Впереди, припав к гриве, несся на белом коне грозный светловолосый воин без шлема. Меч в правой руке его угрожающе блестел. Благородный Кельгиор не успел ничего предпринять – слишком уж все произошло быстро, лишь вскочил в седло, развернулся, выхватывая из ножен меч…
Удар! Скрежет… Искры… И холодный блеск глаз! Холод смерти…
Снова удар…
А чужие воины уже захлестнули урочище, как вода весеннего половодья захлестывает луга и долины, растеклись, обхватывая попавших в ловушку врагов, убивая…
– Лита-а-а!!!
К старому клену, яростно размахивая мечом, несся окровавленный Нетубад.
– Лита, любимая!
«Ах, вот кто это… просто жрица…» – успел подумать благороднейший Кельгиор. Еще успел. Уже через мгновение отрубленная голова его, подпрыгивая, словно кочан капусты, покатилась по склону оврага.
– Беторикс, друже! – обнимая невесту, радостно хохотал атаман. – Ты вовремя появился, очень вовремя, Лита, скажи! Если бы не ты… Но кто эти воины рядом с тобой? Откуда?
Наклонившись, Виталий вытер окровавленный меч об траву и пожаловался:
– Не хотел ведь никого убивать, благороднейший Кельгиор сам напросился… не, так уж вышло. А все эти воины… ты что же, не узнал знаменитого Камунорига? Вон он, на вороном жеребце.

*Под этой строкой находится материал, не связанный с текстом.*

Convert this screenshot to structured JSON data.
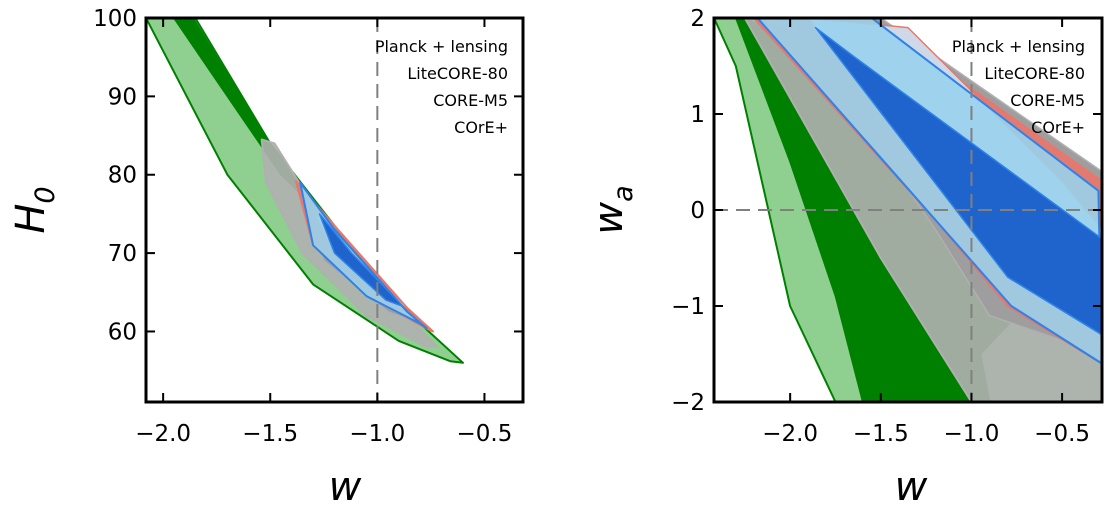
{
  "colors": {
    "planck": "#008000",
    "planck_light": "#8fcf8f",
    "litecore": "#b0b0b0",
    "core_m5": "#e8776d",
    "core_plus": "#2d83e8",
    "core_plus_light": "#99d2ec",
    "core_plus_dark": "#1f64cc",
    "reference_line": "#808080"
  },
  "chart_data": [
    {
      "type": "contour",
      "xlabel": "w",
      "ylabel": "H",
      "ylabel_subscript": "0",
      "xlim": [
        -2.08,
        -0.32
      ],
      "ylim": [
        51,
        100
      ],
      "xticks": [
        -2.0,
        -1.5,
        -1.0,
        -0.5
      ],
      "xtick_labels": [
        "−2.0",
        "−1.5",
        "−1.0",
        "−0.5"
      ],
      "yticks": [
        60,
        70,
        80,
        90,
        100
      ],
      "ytick_labels": [
        "60",
        "70",
        "80",
        "90",
        "100"
      ],
      "reference_lines": [
        {
          "axis": "x",
          "value": -1.0
        }
      ],
      "legend_position": "top-right",
      "legend": [
        {
          "label": "Planck + lensing",
          "color_key": "planck"
        },
        {
          "label": "LiteCORE-80",
          "color_key": "litecore"
        },
        {
          "label": "CORE-M5",
          "color_key": "core_m5"
        },
        {
          "label": "COrE+",
          "color_key": "core_plus"
        }
      ],
      "series": [
        {
          "name": "Planck + lensing",
          "outer": [
            [
              -2.0,
              100
            ],
            [
              -1.85,
              100
            ],
            [
              -1.5,
              84
            ],
            [
              -1.1,
              70
            ],
            [
              -0.8,
              61
            ],
            [
              -0.6,
              56
            ],
            [
              -0.66,
              56.2
            ],
            [
              -0.9,
              58.8
            ],
            [
              -1.3,
              66
            ],
            [
              -1.7,
              80
            ],
            [
              -2.08,
              100
            ]
          ],
          "inner": [
            [
              -1.95,
              100
            ],
            [
              -1.86,
              100
            ],
            [
              -1.55,
              86
            ],
            [
              -1.3,
              76
            ],
            [
              -1.45,
              80
            ],
            [
              -1.7,
              90
            ]
          ]
        },
        {
          "name": "LiteCORE-80",
          "outer": [
            [
              -1.54,
              84.5
            ],
            [
              -1.48,
              84
            ],
            [
              -1.25,
              74
            ],
            [
              -0.9,
              63
            ],
            [
              -0.72,
              58
            ],
            [
              -0.78,
              58.2
            ],
            [
              -1.05,
              62
            ],
            [
              -1.35,
              70
            ],
            [
              -1.52,
              79
            ]
          ],
          "inner": [
            [
              -1.38,
              79
            ],
            [
              -1.2,
              73
            ],
            [
              -0.85,
              61.5
            ],
            [
              -0.95,
              62.5
            ],
            [
              -1.25,
              69
            ]
          ]
        },
        {
          "name": "CORE-M5",
          "outer": [
            [
              -1.38,
              79.2
            ],
            [
              -1.2,
              73.5
            ],
            [
              -0.86,
              63
            ],
            [
              -0.74,
              60
            ],
            [
              -0.78,
              60.5
            ],
            [
              -1.0,
              64
            ],
            [
              -1.3,
              71
            ]
          ],
          "inner": [
            [
              -1.3,
              75.5
            ],
            [
              -1.15,
              71
            ],
            [
              -0.86,
              63
            ],
            [
              -0.92,
              63.5
            ],
            [
              -1.2,
              70
            ]
          ]
        },
        {
          "name": "COrE+",
          "outer": [
            [
              -1.36,
              79
            ],
            [
              -1.2,
              73
            ],
            [
              -0.86,
              62.5
            ],
            [
              -0.77,
              60.4
            ],
            [
              -0.8,
              61
            ],
            [
              -1.05,
              64.5
            ],
            [
              -1.3,
              71
            ]
          ],
          "inner": [
            [
              -1.27,
              75
            ],
            [
              -1.12,
              70
            ],
            [
              -0.88,
              63.2
            ],
            [
              -0.96,
              64
            ],
            [
              -1.2,
              70
            ]
          ]
        }
      ]
    },
    {
      "type": "contour",
      "xlabel": "w",
      "ylabel": "w",
      "ylabel_subscript": "a",
      "xlim": [
        -2.42,
        -0.28
      ],
      "ylim": [
        -2,
        2
      ],
      "xticks": [
        -2.0,
        -1.5,
        -1.0,
        -0.5
      ],
      "xtick_labels": [
        "−2.0",
        "−1.5",
        "−1.0",
        "−0.5"
      ],
      "yticks": [
        -2,
        -1,
        0,
        1,
        2
      ],
      "ytick_labels": [
        "−2",
        "−1",
        "0",
        "1",
        "2"
      ],
      "reference_lines": [
        {
          "axis": "x",
          "value": -1.0
        },
        {
          "axis": "y",
          "value": 0
        }
      ],
      "legend_position": "top-right",
      "legend": [
        {
          "label": "Planck + lensing",
          "color_key": "planck"
        },
        {
          "label": "LiteCORE-80",
          "color_key": "litecore"
        },
        {
          "label": "CORE-M5",
          "color_key": "core_m5"
        },
        {
          "label": "COrE+",
          "color_key": "core_plus"
        }
      ],
      "series": [
        {
          "name": "Planck + lensing",
          "outer": [
            [
              -2.42,
              2
            ],
            [
              -2.2,
              2
            ],
            [
              -1.5,
              1.5
            ],
            [
              -0.28,
              -0.3
            ],
            [
              -0.28,
              -2
            ],
            [
              -1.75,
              -2
            ],
            [
              -2.0,
              -1.0
            ],
            [
              -2.3,
              1.5
            ]
          ],
          "inner": [
            [
              -2.3,
              2
            ],
            [
              -2.25,
              2
            ],
            [
              -1.4,
              1.2
            ],
            [
              -0.9,
              0.4
            ],
            [
              -0.7,
              -1.0
            ],
            [
              -0.95,
              -1.5
            ],
            [
              -0.9,
              -2
            ],
            [
              -1.6,
              -2
            ],
            [
              -1.75,
              -0.9
            ],
            [
              -2.0,
              0.5
            ]
          ]
        },
        {
          "name": "LiteCORE-80",
          "outer": [
            [
              -2.25,
              2
            ],
            [
              -1.7,
              2
            ],
            [
              -0.28,
              0.2
            ],
            [
              -0.28,
              -2
            ],
            [
              -1.0,
              -2
            ],
            [
              -1.5,
              -0.5
            ]
          ],
          "inner": [
            [
              -2.0,
              2
            ],
            [
              -1.5,
              2
            ],
            [
              -0.28,
              0.4
            ],
            [
              -0.28,
              -1.5
            ],
            [
              -0.9,
              -1.1
            ],
            [
              -1.2,
              -0.2
            ]
          ]
        },
        {
          "name": "CORE-M5",
          "outer": [
            [
              -2.2,
              2
            ],
            [
              -1.55,
              2
            ],
            [
              -0.28,
              0.3
            ],
            [
              -0.28,
              -1.6
            ],
            [
              -0.8,
              -1.0
            ],
            [
              -1.2,
              -0.1
            ]
          ],
          "inner": [
            [
              -1.9,
              2
            ],
            [
              -1.35,
              1.9
            ],
            [
              -0.5,
              0.3
            ],
            [
              -0.28,
              -0.2
            ],
            [
              -0.28,
              -1.2
            ],
            [
              -0.8,
              -0.7
            ]
          ]
        },
        {
          "name": "COrE+",
          "outer": [
            [
              -2.18,
              2
            ],
            [
              -1.55,
              2
            ],
            [
              -0.3,
              0.2
            ],
            [
              -0.28,
              -1.6
            ],
            [
              -0.78,
              -1.0
            ],
            [
              -1.2,
              -0.1
            ]
          ],
          "inner": [
            [
              -1.86,
              1.9
            ],
            [
              -1.65,
              1.6
            ],
            [
              -0.28,
              -0.3
            ],
            [
              -0.28,
              -1.3
            ],
            [
              -0.8,
              -0.7
            ]
          ]
        }
      ]
    }
  ]
}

– Камунориг? – не обращая внимания на обильно сочившуюся из раны на левой щеке кровь, взволнованно вскричал Нетубад. – Так вон оно в чем дело. Мятежники!!!
– Да, они самые, – молодой человек повел плечом. – Тебя это смущает?
– Ничуть! – выпятил грудь благородный разбойник. – Я готов прямо сейчас же предложить им свой меч… Как и любой честный человек в нашей несчастной Галлии!
ROMA metrebus
Помощник присяжного судьи Марк Максенций Марон (однофамилец какого-то известного человека, Марк не помнил, кого именно, да и не было никогда времени вспоминать) еще с утра проснулся в дурном настроении. Вот чувствовал – целый день сегодня придется бегать, как лошадь в мыле, да если б еще только этот день!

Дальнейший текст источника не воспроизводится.